For two years following the Pinatubo (Philippines) eruption in 1991, volcano-generated aerosols developed in the stratosphere that led to global cooling of 0.5°C. The eruption of the much larger Samalas volcano on Lombok (Indonesia) in 1257 led to famine across Europe and mass burials in England. An eruption like that today would have long term effects on air travel, communications, climate (including carbon emissions) food productivity and, of course, the stock market.
What are the physics of such eruptions and how do you forecast them? What data do you need? How do you see inside a volcano? Here we will examine how imaging from micro to the super-macro scales, is being used to address these questions. What do muon tomography and magnetotelluric-seismic imaging, for example, tell us about the stability of volcanoes? How does remote sensing of volcanic gas plumes identify super-criticality? And what can we learn from ancient volcanoes about today’s deadly volcanoes and those on other planets? This talk will cover these and related topics focusing on the wide range of challenging environments available to adventurous physicists.
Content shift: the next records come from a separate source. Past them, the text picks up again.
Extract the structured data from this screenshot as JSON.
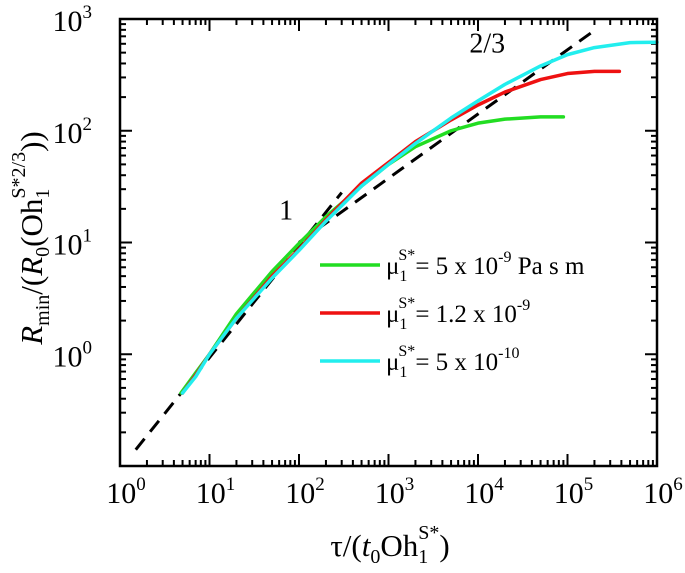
{
  "chart_data": {
    "type": "line",
    "xscale": "log",
    "yscale": "log",
    "xlim": [
      1,
      1000000
    ],
    "ylim": [
      0.1,
      1000
    ],
    "grid": false,
    "legend_position": "center-right",
    "xlabel": {
      "main": "τ/(",
      "italic": "t",
      "sub0": "0",
      "after": "Oh",
      "sub1": "1",
      "sup": "S*",
      "close": ")"
    },
    "ylabel": {
      "italic": "R",
      "sub": "min",
      "mid1": "/(",
      "italic2": "R",
      "sub2": "0",
      "mid2": "(Oh",
      "sub3": "1",
      "sup": "S*",
      "pow": "2/3",
      "close": "))"
    },
    "x_ticks": [
      {
        "value": 1,
        "base": "10",
        "exp": "0"
      },
      {
        "value": 10,
        "base": "10",
        "exp": "1"
      },
      {
        "value": 100,
        "base": "10",
        "exp": "2"
      },
      {
        "value": 1000,
        "base": "10",
        "exp": "3"
      },
      {
        "value": 10000,
        "base": "10",
        "exp": "4"
      },
      {
        "value": 100000,
        "base": "10",
        "exp": "5"
      },
      {
        "value": 1000000,
        "base": "10",
        "exp": "6"
      }
    ],
    "y_ticks": [
      {
        "value": 1,
        "base": "10",
        "exp": "0"
      },
      {
        "value": 10,
        "base": "10",
        "exp": "1"
      },
      {
        "value": 100,
        "base": "10",
        "exp": "2"
      },
      {
        "value": 1000,
        "base": "10",
        "exp": "3"
      }
    ],
    "series": [
      {
        "name": "μ1S* = 5 x 10^-9 Pa s m",
        "color": "#22dd22",
        "x": [
          4.8,
          7,
          10,
          20,
          50,
          100,
          200,
          500,
          1000,
          2000,
          5000,
          10000,
          20000,
          50000,
          90000
        ],
        "y": [
          0.45,
          0.68,
          1.0,
          2.3,
          5.5,
          9.8,
          17,
          32,
          50,
          72,
          100,
          117,
          127,
          133,
          133
        ]
      },
      {
        "name": "μ1S* = 1.2 x 10^-9",
        "color": "#ee1111",
        "x": [
          5,
          7,
          10,
          20,
          50,
          100,
          200,
          500,
          1000,
          2000,
          5000,
          10000,
          20000,
          50000,
          100000,
          200000,
          380000
        ],
        "y": [
          0.45,
          0.65,
          1.0,
          2.1,
          5.0,
          8.7,
          16,
          34,
          52,
          80,
          125,
          170,
          222,
          287,
          325,
          340,
          340
        ]
      },
      {
        "name": "μ1S* = 5 x 10^-10",
        "color": "#22eeee",
        "x": [
          5,
          7,
          10,
          20,
          50,
          100,
          200,
          500,
          1000,
          2000,
          5000,
          10000,
          20000,
          50000,
          100000,
          200000,
          500000,
          1000000
        ],
        "y": [
          0.45,
          0.63,
          1.0,
          2.1,
          4.8,
          8.5,
          15.5,
          32,
          50,
          77,
          130,
          185,
          260,
          380,
          480,
          555,
          615,
          620
        ]
      }
    ],
    "reference_lines": [
      {
        "label": "1",
        "slope": 1,
        "x": [
          1.5,
          300
        ],
        "y": [
          0.14,
          28
        ]
      },
      {
        "label": "2/3",
        "slope": 0.6667,
        "x": [
          100,
          200000
        ],
        "y": [
          10,
          790
        ]
      }
    ],
    "legend": {
      "mu": "μ",
      "sub": "1",
      "sup": "S*",
      "entries": [
        {
          "eq": "= 5 x 10",
          "exp": "-9",
          "unit": " Pa s m"
        },
        {
          "eq": "= 1.2 x 10",
          "exp": "-9",
          "unit": ""
        },
        {
          "eq": "= 5 x 10",
          "exp": "-10",
          "unit": ""
        }
      ]
    }
  }
}
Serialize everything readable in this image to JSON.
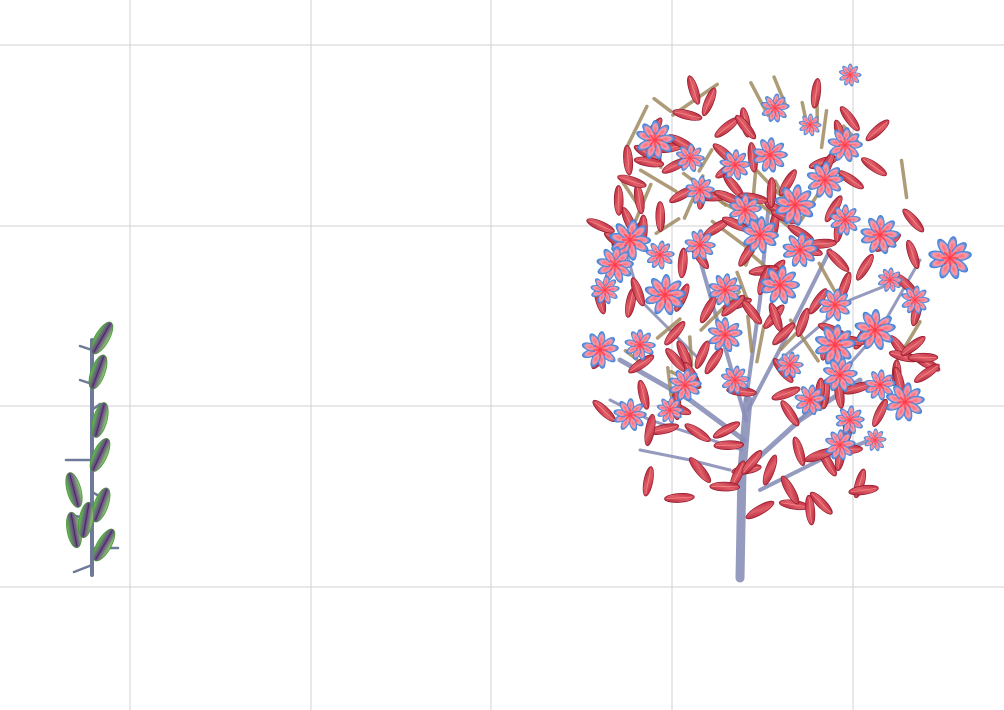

Dick Henley is a Visiting Fellow in Applied Mathematics in RSP where he is currently pursuing a range of topics around the applications of X-ray mCT. His research over the last 50 years has been strongly inter-disciplinary but focused on ancient and modern volcanoes. He has an Honours Degree from the University of London (1968), a PhD from the University of Manchester (1971). He subsequently held positions at the University of Otago and Memorial University, Newfoundland and led the DSIR applied research group into geothermal energy development before coming to Australia in 1986 as Chief Scientist for the former BMR – now Geoscience Australia. He was a Fulbright Fellow in Washington, D.C. from 1983 to 1984 and has also had experience as a UNESCO and industry consultant as well as being company chairman both here and overseas.